Three days ago, in her darkened house,
your mother and my mother sipped pinot grigio,

knit small blankets, called late asking Are you
awake? I've made a painting

even you will like. It would have been your birthday,
so your mother and my mother watched

romantic comedies, took turns declining
questions, possibly ate ice cream. Forgive me,

when I grumbled on the phone What painting? Where?
I didn't know—our photos on the mantle there

and my mother had her thumb
on the frame, apologized for marking

its silver. When you died or were killed or
passed on, your grandma held me not remembering

whose I was.
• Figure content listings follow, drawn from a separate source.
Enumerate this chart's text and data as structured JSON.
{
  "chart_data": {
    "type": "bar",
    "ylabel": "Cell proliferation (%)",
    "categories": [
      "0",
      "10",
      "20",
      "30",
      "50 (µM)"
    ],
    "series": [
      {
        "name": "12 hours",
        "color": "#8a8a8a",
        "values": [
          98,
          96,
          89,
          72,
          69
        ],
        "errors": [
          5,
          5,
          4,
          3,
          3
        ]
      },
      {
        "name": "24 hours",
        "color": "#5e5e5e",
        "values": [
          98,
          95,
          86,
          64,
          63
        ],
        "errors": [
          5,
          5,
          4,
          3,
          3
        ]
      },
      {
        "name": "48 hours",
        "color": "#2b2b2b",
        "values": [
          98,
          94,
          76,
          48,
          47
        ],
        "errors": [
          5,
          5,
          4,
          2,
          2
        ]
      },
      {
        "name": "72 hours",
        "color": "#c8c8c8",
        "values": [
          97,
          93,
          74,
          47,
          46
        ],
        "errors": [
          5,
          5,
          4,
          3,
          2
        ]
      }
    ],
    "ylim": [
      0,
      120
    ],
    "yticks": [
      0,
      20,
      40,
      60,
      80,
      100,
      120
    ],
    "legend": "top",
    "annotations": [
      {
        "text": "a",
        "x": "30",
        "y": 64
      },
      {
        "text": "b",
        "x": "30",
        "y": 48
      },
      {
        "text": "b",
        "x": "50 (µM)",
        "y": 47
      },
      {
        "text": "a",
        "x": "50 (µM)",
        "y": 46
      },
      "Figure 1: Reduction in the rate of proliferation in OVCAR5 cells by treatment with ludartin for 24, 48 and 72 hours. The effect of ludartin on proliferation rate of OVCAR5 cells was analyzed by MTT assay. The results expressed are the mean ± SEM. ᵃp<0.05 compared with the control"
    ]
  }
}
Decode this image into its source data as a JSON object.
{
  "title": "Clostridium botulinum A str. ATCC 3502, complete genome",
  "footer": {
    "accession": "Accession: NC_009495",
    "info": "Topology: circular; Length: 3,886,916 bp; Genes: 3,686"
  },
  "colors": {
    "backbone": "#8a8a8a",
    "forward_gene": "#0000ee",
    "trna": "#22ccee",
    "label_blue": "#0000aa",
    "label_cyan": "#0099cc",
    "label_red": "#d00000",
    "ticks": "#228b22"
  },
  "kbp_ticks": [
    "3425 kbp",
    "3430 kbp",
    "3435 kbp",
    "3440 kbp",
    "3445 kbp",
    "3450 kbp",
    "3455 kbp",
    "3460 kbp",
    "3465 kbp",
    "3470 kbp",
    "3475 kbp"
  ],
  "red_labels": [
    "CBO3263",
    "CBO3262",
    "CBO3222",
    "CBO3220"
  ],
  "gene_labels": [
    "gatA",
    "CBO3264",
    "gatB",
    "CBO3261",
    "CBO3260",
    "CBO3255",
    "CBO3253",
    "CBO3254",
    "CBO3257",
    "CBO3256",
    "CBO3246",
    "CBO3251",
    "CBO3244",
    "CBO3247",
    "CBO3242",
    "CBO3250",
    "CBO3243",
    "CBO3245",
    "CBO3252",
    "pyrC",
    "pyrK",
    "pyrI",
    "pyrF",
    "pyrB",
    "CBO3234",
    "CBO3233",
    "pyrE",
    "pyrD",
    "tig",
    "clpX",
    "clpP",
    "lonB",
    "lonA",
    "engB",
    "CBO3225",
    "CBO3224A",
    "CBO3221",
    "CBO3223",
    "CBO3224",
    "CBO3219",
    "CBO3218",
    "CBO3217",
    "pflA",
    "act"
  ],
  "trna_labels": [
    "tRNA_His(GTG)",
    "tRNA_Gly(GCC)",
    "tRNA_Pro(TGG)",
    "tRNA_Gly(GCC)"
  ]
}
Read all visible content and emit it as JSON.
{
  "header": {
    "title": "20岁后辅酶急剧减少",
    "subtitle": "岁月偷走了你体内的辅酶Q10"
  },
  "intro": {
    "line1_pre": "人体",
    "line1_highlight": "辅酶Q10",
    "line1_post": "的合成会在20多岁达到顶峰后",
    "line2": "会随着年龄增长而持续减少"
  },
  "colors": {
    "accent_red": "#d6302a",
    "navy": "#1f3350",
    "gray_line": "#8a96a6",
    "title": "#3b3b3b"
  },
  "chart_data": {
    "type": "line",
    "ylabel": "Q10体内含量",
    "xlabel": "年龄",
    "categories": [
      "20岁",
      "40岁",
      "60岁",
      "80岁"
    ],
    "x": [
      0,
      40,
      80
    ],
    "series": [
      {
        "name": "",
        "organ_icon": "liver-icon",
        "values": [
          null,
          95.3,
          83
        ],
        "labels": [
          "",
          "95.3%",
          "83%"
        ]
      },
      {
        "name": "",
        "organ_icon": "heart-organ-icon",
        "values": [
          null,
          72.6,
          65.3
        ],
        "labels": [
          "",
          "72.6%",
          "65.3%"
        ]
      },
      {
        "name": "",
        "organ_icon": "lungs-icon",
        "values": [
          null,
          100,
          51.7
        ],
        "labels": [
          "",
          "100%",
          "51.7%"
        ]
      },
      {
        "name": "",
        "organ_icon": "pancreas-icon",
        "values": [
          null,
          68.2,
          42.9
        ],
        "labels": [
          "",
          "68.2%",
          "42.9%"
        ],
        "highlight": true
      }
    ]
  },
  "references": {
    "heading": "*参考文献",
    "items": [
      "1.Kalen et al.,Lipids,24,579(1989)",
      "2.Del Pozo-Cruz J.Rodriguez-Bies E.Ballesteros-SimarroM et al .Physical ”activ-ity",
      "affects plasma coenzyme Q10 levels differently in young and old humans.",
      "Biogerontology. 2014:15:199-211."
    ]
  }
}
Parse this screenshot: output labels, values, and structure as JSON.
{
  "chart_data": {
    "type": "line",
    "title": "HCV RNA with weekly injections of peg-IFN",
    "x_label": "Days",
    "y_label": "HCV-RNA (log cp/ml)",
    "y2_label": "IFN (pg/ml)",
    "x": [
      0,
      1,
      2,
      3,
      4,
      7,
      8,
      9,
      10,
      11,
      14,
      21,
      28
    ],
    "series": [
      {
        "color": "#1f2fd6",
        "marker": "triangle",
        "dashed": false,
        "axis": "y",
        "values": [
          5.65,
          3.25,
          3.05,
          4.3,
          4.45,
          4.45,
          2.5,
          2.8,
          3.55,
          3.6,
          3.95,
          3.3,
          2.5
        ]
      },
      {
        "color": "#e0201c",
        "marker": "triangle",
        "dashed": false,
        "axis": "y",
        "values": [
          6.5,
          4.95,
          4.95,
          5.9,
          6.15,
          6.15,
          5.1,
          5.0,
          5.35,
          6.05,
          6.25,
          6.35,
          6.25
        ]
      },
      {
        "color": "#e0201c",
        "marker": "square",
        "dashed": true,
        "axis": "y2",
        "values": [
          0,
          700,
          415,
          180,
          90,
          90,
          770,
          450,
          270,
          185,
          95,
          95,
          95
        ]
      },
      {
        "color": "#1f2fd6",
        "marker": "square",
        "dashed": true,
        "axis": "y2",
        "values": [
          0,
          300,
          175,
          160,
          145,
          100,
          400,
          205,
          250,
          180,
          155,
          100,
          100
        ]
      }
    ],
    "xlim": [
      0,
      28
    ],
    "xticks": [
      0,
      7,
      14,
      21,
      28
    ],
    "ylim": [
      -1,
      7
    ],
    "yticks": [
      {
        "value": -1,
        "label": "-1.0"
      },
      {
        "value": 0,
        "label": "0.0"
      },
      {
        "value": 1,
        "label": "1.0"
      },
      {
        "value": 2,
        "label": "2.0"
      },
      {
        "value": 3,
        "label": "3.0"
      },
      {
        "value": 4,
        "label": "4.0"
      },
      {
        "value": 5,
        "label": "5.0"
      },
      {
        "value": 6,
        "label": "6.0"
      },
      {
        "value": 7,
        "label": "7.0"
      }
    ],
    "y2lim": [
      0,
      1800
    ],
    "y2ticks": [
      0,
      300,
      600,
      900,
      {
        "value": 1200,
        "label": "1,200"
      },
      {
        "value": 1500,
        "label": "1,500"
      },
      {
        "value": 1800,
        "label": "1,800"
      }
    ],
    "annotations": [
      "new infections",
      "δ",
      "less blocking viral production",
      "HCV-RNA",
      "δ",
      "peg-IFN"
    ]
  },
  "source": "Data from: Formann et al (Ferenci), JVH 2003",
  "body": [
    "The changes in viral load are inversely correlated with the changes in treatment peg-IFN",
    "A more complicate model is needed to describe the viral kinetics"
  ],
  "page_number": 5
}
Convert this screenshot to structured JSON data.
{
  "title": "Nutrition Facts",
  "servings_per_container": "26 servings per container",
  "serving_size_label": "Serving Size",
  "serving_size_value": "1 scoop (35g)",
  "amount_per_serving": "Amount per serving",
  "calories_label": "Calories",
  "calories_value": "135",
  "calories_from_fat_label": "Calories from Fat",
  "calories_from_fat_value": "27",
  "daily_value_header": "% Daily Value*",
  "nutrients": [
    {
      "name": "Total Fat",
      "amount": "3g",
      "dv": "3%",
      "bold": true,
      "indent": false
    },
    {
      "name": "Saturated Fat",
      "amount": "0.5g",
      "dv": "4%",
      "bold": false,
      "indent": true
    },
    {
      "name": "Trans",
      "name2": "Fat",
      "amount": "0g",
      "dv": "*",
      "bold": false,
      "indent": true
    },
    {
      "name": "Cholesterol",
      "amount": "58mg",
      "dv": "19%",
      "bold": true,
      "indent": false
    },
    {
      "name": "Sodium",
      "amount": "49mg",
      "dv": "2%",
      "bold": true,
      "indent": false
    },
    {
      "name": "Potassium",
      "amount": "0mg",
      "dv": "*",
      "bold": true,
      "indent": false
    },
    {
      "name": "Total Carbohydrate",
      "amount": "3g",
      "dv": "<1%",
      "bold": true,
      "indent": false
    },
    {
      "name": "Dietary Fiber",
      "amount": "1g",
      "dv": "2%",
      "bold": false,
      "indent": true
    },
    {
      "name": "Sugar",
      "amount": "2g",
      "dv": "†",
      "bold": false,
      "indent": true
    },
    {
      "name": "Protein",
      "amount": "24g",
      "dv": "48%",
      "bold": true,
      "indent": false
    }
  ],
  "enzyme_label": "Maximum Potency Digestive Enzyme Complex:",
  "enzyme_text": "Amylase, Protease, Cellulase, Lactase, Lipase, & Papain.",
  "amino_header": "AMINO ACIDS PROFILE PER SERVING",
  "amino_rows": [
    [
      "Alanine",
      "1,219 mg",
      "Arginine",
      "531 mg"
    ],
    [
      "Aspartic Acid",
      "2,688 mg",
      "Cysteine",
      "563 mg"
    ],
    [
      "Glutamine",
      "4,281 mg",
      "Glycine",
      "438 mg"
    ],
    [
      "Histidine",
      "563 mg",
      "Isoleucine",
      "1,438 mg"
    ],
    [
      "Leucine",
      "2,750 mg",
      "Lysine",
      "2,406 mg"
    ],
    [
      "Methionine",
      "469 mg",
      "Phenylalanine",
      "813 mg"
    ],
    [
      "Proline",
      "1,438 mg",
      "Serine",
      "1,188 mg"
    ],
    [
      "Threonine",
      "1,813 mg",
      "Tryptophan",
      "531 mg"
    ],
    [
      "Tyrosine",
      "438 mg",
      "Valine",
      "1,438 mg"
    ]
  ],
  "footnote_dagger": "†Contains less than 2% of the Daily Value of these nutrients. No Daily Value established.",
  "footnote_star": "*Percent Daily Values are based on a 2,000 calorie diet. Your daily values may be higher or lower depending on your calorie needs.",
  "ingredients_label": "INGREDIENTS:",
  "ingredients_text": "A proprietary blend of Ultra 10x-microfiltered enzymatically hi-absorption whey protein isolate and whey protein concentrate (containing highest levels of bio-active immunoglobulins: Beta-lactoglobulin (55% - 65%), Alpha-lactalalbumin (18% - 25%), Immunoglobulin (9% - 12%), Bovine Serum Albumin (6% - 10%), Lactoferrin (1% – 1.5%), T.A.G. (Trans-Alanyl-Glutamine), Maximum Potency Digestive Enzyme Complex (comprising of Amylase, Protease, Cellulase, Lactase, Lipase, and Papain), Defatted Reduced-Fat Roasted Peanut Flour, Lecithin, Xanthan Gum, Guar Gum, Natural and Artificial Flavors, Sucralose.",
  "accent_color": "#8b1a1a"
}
The church basement filled with high school
boyfriends. Everyone's damp palms

the truth of you. I never went back—the books I lent,
packed up with the rest of your things, I consider

a sacrifice. But now the Susans take turns
clipping recipes, send them to my out-of-state

address. They have joined clubs (photography), cut
bangs. Each week in swim class, in the shallow pool

they wave their arms—two thick, two thin
as sticks—backstroke, dark ruffled

bathing suits on them. You'll want to know your mother
learned beautifully to breaststroke, crawl, her nose and cheeks

red. She loves smooth trails her hands make, loves best
the part before the end of the lap, when sound

cancels itself, when she hears nothing but her own,
slow pulse, waves her arms above her head,

and tries, once more, to hold her body down.






Laura Davenport is a native of Birmingham, Alabama, and is pursuing an MFA from Virginia Commonwealth University in Richmond, Virginia. Her work has appeared or is forthcoming in Breakwater Review, the Helen Burns Poetry Anthology, and Best New Poets 2009.